L'incubazione italiana di Macron e Trump
Condizioni diverse ed esiti diversi, certo. Ma il prossimo probabile presidente francese e il presidente americano sono incarnazioni di Berlusconi e Renzi. E per non riconoscerlo ci vuole molto provincialismo e una gran faccia di tolla
Che gli italiani siano svelti e sperimentatori non lo si può negare. Che in politica siano benedetti o maledetti per inventiva, naturalmente sulla loro scala di paese in cui l’ultimo stato prima di quello sabaudo malfermo fu l’impero romano fatale, è noto. Mussolini e il fascismo sono arrivati dieci anni prima di Hitler e del III Reich. Le pulsioni nazionaliste, la ribellione delle masse e il totalitarismo, dunque il versante di destra della crisi della democrazia novecentesca, nascono e cominciano a definirsi con la marcia su Roma e il fascismo. L’Italia fu sempre un formidabile laboratorio politico. Berlusconi e Renzi vengono prima di Trump e Macron.
Ci vuole tutto il provincialismo di certi commenti per dire e ridire a casaccio che Macron può fare da professore a Renzi, il quale prima di lui ha recitato il ruolo dell’europeista intraprendente e costruttivo, del capo e ideologo liberale e sociale di una sinistra di governo e riformista che si vuole partito della nazione oltre i confini stretti delle vecchie appartenenze, del boy scout ottimista e volontarista che fa piazza pulita delle vecchie catene corporative nel mercato del lavoro, piazzandosi esattamente a mezza strada tra la figura storica di un Tony Blair e quella emergente del candidato all’Eliseo, in più con il bagaglio e l’aspettativa di una svolta generazionale. E ci vuole una gran faccia di tolla per negare l’incubazione berlusconiana della strepitosa cavalcata dell’outsider, e i soldi, e la tv, e lo spiazzamento dell’intero sistema politico, e la campagna blitz in nome dei dimenticati dell’establishment, e il voto di Mirafiori-Michigan nel 1994, e un certo spirito mattocchio di rottura delle convenzioni istituzionali nel linguaggio e nel comportamento, gaffe comprese, incubazione o anticipazione di un fenomeno che avrà in Trump vent’anni dopo la peculiare e americana seconda incarnazione.

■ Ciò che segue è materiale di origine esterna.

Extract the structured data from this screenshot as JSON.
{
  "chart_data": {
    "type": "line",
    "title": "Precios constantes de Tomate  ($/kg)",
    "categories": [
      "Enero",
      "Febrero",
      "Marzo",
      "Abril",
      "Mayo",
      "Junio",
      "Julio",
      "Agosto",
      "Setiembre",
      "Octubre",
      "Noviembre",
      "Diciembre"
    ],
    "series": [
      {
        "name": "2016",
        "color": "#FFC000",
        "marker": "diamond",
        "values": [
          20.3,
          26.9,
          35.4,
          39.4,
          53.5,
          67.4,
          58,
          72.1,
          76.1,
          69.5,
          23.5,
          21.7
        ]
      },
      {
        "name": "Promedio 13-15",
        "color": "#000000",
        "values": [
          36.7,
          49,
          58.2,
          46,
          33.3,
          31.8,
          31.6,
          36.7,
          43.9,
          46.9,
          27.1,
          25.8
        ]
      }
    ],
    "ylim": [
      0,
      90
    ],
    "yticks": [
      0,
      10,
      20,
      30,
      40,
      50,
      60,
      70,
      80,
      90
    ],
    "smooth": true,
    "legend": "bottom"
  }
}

La differenza tra Trump e il Cav. per ora è tutta a favore del Cav., che ha percorso con bonomia, senza rischi, una parabola di vent’anni spazzando via molto vecchiume, ha modificato il sistema portandolo all’alternanza politica per la prima volta nella storia unitaria, ha eliminato tutti gli avversari di establishment e depositato una paradossale eredità all’inverso nel giovane boy scout di sinistra con cui si alleò e il cui governo rese possibile con il Nazareno.

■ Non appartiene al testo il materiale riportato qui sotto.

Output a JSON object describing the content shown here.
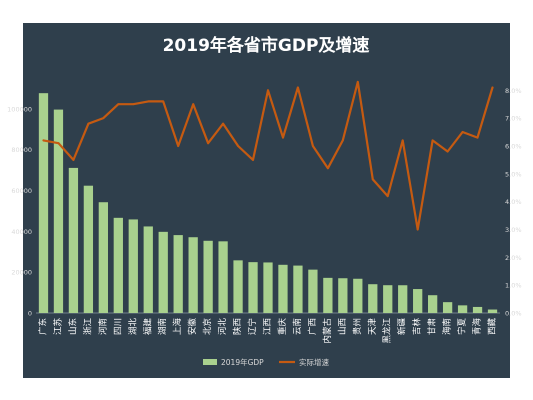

Con tutto il suo glamour cialtrone, Trump è un tirocinante che non promette gran che bene. Quanto a Macron, è diverso da Renzi per formazione personale, e perché le circostanze lo hanno portato a fuggire il Partito socialista morente e l’entourage hollandista che lo aveva cullato da consigliere, Grand Commis e ministro “tecnico”, mettendo in piedi il partito di Macron e rendendo esplicito il nucleo del rinnovamento al di là del vecchio discrimine gaullista-socialista, il suo “partito della nazione” trasversale.
Renzi era un politico puro del Partito democratico postcomunista e postdemocristiano, le circostanze lo hanno obbligato al passaggio nel partito per la conquista della leadership, visto che il Pd era la sua casa e una forza di governo dopo le elezioni del febbraio 2013, ma il programma, le cose fatte, i conflitti affrontati con disinvoltura, lo schema generale d’azione, l’ottimismo in nome del quale ha dato battaglia, l’energia movimentista e perfino certi aspetti della mimica e dell’immagine fanno di lui con ogni evidenza un precursore del fenomeno Macron. Dopo tre anni di governo e la sconfitta nel referendum, ora Renzi è al tentativo di un nuovo inizio. Macron è appena sulla soglia del suo, di inizio, e vedremo come va.
Le personalità politiche riflettono con il loro carattere, l’opportunismo e l’intelligenza delle cose, un sostrato di fatti, di processi politici e sociali e di idee che appartengono alle diverse storie nazionali e ai diversi sistemi istituzionali. Capita che a un paese come il nostro sia dato di sperimentare in anticipo formule e trame di gioco che poi fanno fortuna altrove, in condizioni diverse e con esiti diversi. Pretendersi sempre scolaretti imbarazzati alla scuola dell’Europa e del mondo è un tipico tic del complesso di inferiorità, che spesso è coccolato da quelli che sono realmente inferiori.